В «Аквариуме» (владелец — купец и антрепренер Г. А. Александров) действительно имелся аквариум, где обитали рыбы и морские животные — ими можно было и любоваться, и лакомиться. «Аквариум» — это ресторан, увеселительный сад с оранжереями, павильонами и первым в России искусственным ледяным катком, малый летний театр и театр на 2500 мест (ныне киностудия). На сценах — зарубежные опереточные труппы, исполнители романсов, цыганские хоры, шансонетки (Петровская И. 1994. 349). В летние месяцы «Аквариум» посещало 1500 человек в день.

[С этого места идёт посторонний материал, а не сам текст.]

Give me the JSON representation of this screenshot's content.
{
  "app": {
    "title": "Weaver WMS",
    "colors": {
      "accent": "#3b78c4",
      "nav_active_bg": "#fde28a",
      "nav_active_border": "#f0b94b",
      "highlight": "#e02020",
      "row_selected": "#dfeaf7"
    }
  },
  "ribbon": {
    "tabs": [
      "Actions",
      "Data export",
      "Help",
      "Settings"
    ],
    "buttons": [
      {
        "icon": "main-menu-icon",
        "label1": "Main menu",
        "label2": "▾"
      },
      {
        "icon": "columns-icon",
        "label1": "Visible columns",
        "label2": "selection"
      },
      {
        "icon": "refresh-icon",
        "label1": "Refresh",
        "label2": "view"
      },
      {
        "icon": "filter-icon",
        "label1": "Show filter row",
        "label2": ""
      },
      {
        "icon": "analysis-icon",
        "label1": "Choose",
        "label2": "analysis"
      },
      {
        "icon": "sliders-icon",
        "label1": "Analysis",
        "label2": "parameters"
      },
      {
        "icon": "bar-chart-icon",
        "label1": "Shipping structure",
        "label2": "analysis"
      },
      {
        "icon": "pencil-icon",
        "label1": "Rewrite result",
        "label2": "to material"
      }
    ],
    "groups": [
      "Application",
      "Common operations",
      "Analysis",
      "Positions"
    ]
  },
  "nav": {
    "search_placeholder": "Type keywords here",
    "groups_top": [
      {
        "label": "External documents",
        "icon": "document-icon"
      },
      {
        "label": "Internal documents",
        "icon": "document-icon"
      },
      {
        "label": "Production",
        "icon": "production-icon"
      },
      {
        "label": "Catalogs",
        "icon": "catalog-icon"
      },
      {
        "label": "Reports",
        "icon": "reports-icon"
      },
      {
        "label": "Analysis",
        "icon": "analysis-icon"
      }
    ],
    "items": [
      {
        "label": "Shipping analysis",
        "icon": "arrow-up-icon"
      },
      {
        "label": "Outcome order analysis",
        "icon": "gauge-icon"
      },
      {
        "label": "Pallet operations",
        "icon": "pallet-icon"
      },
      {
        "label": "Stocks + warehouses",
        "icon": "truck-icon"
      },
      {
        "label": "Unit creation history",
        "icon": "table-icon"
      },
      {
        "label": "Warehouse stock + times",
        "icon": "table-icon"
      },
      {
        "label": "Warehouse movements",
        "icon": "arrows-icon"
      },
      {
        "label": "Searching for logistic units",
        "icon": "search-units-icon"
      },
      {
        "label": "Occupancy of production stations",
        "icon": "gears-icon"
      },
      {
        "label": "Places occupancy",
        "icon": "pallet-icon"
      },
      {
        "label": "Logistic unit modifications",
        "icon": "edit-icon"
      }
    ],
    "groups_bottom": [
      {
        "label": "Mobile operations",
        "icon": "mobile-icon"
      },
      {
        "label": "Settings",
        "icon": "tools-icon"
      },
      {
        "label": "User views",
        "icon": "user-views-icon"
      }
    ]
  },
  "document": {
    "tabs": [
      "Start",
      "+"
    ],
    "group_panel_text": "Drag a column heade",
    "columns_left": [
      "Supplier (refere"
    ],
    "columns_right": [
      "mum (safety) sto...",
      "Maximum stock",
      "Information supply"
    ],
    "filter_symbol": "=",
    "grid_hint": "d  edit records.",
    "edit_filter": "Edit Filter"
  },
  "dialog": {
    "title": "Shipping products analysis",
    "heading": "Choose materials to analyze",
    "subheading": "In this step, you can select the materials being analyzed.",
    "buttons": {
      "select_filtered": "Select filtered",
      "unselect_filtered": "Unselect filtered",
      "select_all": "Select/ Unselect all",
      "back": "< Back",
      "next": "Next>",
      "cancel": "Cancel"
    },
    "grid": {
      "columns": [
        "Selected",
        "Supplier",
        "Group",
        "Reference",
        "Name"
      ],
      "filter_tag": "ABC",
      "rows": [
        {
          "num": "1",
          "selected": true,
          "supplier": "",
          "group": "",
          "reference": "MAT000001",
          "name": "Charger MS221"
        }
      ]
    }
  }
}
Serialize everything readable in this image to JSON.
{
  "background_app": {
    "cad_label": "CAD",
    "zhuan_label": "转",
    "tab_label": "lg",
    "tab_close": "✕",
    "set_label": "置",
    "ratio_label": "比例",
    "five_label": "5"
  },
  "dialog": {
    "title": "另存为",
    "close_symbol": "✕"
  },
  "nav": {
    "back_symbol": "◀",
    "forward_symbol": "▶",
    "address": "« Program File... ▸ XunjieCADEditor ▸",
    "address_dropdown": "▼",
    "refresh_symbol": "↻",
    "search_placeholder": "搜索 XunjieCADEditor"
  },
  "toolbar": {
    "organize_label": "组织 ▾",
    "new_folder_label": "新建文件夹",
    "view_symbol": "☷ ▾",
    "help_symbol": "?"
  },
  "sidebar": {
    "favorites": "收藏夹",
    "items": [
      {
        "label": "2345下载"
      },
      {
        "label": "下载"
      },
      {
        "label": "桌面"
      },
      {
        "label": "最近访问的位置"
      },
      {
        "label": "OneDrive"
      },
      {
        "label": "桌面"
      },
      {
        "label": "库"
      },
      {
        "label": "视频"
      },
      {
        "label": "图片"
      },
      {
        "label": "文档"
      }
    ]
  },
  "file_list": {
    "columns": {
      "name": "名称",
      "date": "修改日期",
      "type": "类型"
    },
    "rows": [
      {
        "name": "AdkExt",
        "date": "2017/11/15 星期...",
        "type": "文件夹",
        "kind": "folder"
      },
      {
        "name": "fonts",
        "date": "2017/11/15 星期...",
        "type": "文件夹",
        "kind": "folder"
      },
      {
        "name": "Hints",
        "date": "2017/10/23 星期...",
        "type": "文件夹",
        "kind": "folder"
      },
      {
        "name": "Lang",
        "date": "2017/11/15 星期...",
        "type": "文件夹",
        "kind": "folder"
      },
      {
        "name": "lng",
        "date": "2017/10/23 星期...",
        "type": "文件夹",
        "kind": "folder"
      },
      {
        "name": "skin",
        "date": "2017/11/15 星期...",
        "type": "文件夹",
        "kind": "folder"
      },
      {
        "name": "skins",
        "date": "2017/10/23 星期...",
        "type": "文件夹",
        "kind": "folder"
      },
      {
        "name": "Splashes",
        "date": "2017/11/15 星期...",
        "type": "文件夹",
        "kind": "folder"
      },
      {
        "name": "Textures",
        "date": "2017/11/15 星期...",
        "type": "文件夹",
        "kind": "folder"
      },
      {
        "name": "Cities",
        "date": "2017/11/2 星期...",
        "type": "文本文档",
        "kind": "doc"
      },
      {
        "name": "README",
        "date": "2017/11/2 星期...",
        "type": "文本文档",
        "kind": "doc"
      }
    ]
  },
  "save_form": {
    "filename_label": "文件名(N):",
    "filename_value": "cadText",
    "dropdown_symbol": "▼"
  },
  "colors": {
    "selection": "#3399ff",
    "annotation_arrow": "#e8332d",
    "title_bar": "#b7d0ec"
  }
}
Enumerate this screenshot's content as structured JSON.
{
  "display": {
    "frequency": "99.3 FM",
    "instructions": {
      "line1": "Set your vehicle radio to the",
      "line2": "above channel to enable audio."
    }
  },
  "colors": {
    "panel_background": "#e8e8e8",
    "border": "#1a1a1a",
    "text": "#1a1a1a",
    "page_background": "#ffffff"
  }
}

6 мая 1896 г. в «Аквариуме» состоялся первый в России киносеанс: показали «Прибытие поезда» и еще несколько лент (лишь полугодом раньше в парижском «Grand cafe» «Прибытием поезда» открылась первая кинопрограмма бр. Люмьеров). Сначала «синематограф», несмотря на успех у публики, не мог распространиться широко из-за трудностей приобретения проекторов и фильмов. Но в 1907 г. возникла система проката. Стоило теперь какому-нибудь магазину или трактиру прогореть, как появлялся арендатор с аппаратом и лентами, проламывал стены и завешивал окна черным коленкором. За год на одном Невском пр. открылось несколько десятков «иллюзионов». К войне их осталось тут лишь 18 (из них 13 — между Фонтанкой и Знаменской пл.), а центром «синема» стал Большой пр. П. С.: «Кино! На каждом шагу небольшие… человек на 80–100» (Милашевский В. 9).